Thomas Chandler Haliburton, auteur, juge et homme politique (né le 17 décembre 1796 à Windsor, en Nouvelle-Écosse; décédé le 27 août 1865 à Isleworth, en Angleterre).

Formation
Thomas Chandler Haliburton vient d'une famille loyaliste (voir aussi Tory) et son père et son grand-père ont été tous les deux avocats et juges. De confession anglicane, il fait ses études au King's Collegiate School, puis au King's College de Windsor, en Nouvelle-Écosse. Après avoir obtenu son diplôme, en 1815, il étudie le droit et est admis au barreau en 1820.
Carrière en droit et en politique
Sociable et ambitieux, Thomas Chandler Haliburton ne tarde pas à ouvrir un cabinet à Annapolis Royal et se taille une telle réputation qu'il est élu à l'Assemblée législative en 1826. Trois ans plus tard, il est nommé juge et, en 1854, il est nommé à la Cour suprême de la Nouvelle-Écosse, mais il doit démissionner au bout de deux ans pour des raisons de santé.
Outre ses fonctions de juge, sa vie familiale, sociale et littéraire, il est un homme d'affaires actif. Il renonce à la participation directe dans ses entreprises quand il déménage en Angleterre après avoir démissionné de son poste de juge. Il s'installe à Isleworth et, en 1859, il devient le député conservateur de Launceston. Il abandonne la politique en 1865.
Carrière d’écrivain
La renommée de Thomas Chandler Haliburton repose sur de nombreuses œuvres consistantes traitant de l'histoire de sa province, sur des pamphlets politiques et sur des romans qu'il écrit de 1823 à 1860. Il publie son premier livre en 1823, alors qu'il est âgé de 27 ans. A General Description of Nova Scotia (1823) est suivi d'un ouvrage en deux tomes plus ambitieux, An Historical and Statistical Account of Nova Scotia (1829). Parmi ses autres écrits historiques, figurent The English in America (1851) et Rule and Misrule of the English in America (1851). Deux ouvrages politiques témoignent aussi de son intérêt soutenu pour les affaires canadiennes : The Bubbles of Canada (1839) et un pamphlet moins volumineux, A Reply to the Report of the Earl of Durham (1839).

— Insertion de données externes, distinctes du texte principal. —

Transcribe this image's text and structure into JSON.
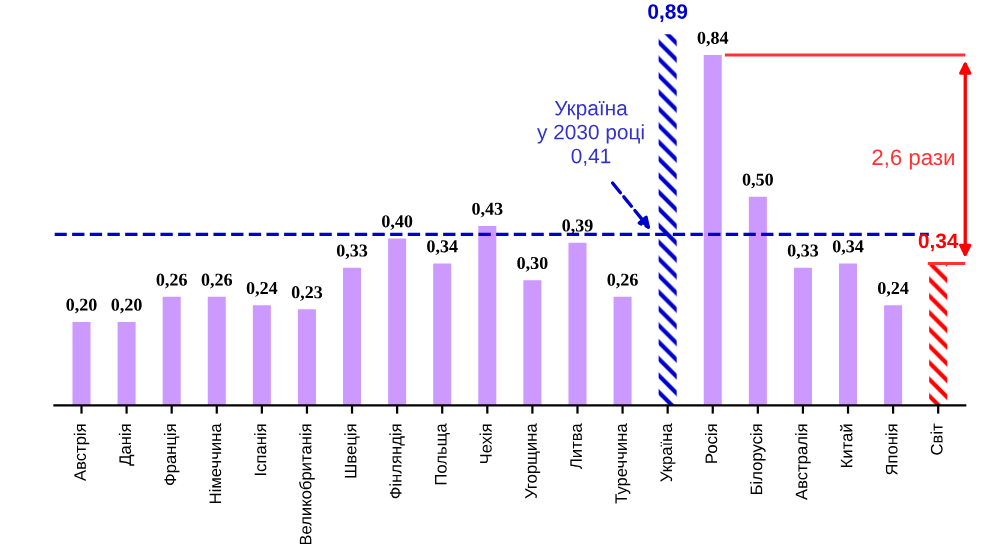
{
  "chart_data": {
    "type": "bar",
    "categories": [
      "Австрія",
      "Данія",
      "Франція",
      "Німеччина",
      "Іспанія",
      "Великобританія",
      "Швеція",
      "Фінляндія",
      "Польща",
      "Чехія",
      "Угорщина",
      "Литва",
      "Туреччина",
      "Україна",
      "Росія",
      "Білорусія",
      "Австралія",
      "Китай",
      "Японія",
      "Світ"
    ],
    "values": [
      0.2,
      0.2,
      0.26,
      0.26,
      0.24,
      0.23,
      0.33,
      0.4,
      0.34,
      0.43,
      0.3,
      0.39,
      0.26,
      0.89,
      0.84,
      0.5,
      0.33,
      0.34,
      0.24,
      0.34
    ],
    "value_labels": [
      "0,20",
      "0,20",
      "0,26",
      "0,26",
      "0,24",
      "0,23",
      "0,33",
      "0,40",
      "0,34",
      "0,43",
      "0,30",
      "0,39",
      "0,26",
      "0,89",
      "0,84",
      "0,50",
      "0,33",
      "0,34",
      "0,24",
      "0,34"
    ],
    "colors": [
      "#cc99ff",
      "#cc99ff",
      "#cc99ff",
      "#cc99ff",
      "#cc99ff",
      "#cc99ff",
      "#cc99ff",
      "#cc99ff",
      "#cc99ff",
      "#cc99ff",
      "#cc99ff",
      "#cc99ff",
      "#cc99ff",
      "#0000cc",
      "#cc99ff",
      "#cc99ff",
      "#cc99ff",
      "#cc99ff",
      "#cc99ff",
      "#ff0000"
    ],
    "ref_lines": [
      {
        "axis": "y",
        "value": 0.41,
        "color": "#0000cc",
        "line_style": "dashed"
      }
    ],
    "annotations": [
      "Україна\nу 2030 році\n0,41",
      "2,6 рази"
    ],
    "tick_labels": "x",
    "grid": false,
    "legend": false
  }
}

The Clockmaker; or the Sayings and Doings of Sam Slick of Slickville en fait le premier écrivain canadien de réputation internationale. Ce roman paraît d'abord en 22 épisodes dans le journal Novascotian, puis est publié sous forme de livre par Joseph Howe en 1836. Suivent bientôt une deuxième (1838), puis une troisième édition (1840). On estime à 80 le nombre d'éditions de The Clockmaker, parues au 19e siècle.
L'ouvrage le plus réussi, et qui survit le mieux au temps, est probablement The Old Judge; or Life in a Colony (1849). Thomas Chandler Haliburton s'y révèle plus sombre et plus songeur alors qu'il fait ses adieux à la Nouvelle-Écosse. The Old Judge est dépourvu des traits d'esprit qui rendent les aventures de Sam Slick si intéressantes, mais cette déficience est comblée par une maturité que l'on ne retrouve pas toujours dans les écrits de l'auteur.
Tout comme Thomas McCulloch et John Young (dont le pseudonyme est « Agricola »), eux aussi originaires de Nouvelle-Écosse, Thomas Chandler Haliburton pousse les Néo-Écossais à améliorer leur rendement agricole et commercial afin de combattre la crise des années 1820. Bien qu'il soit redevable à McCulloch, Haliburton transforme ses écrits en une arme destinée à lutter contre la situation politique qui sévit tant au Canada qu'en Angleterre. The Clockmaker a été qualifié d'une « suite d'essais moraux fortement satiriques ». Thomas Chandler Haliburton jouit d’une extraordinaire aptitude pour la satire sociale, amplifiée par l'attention particulière qu'il porte aux anecdotes, à la langue et aux dialectes.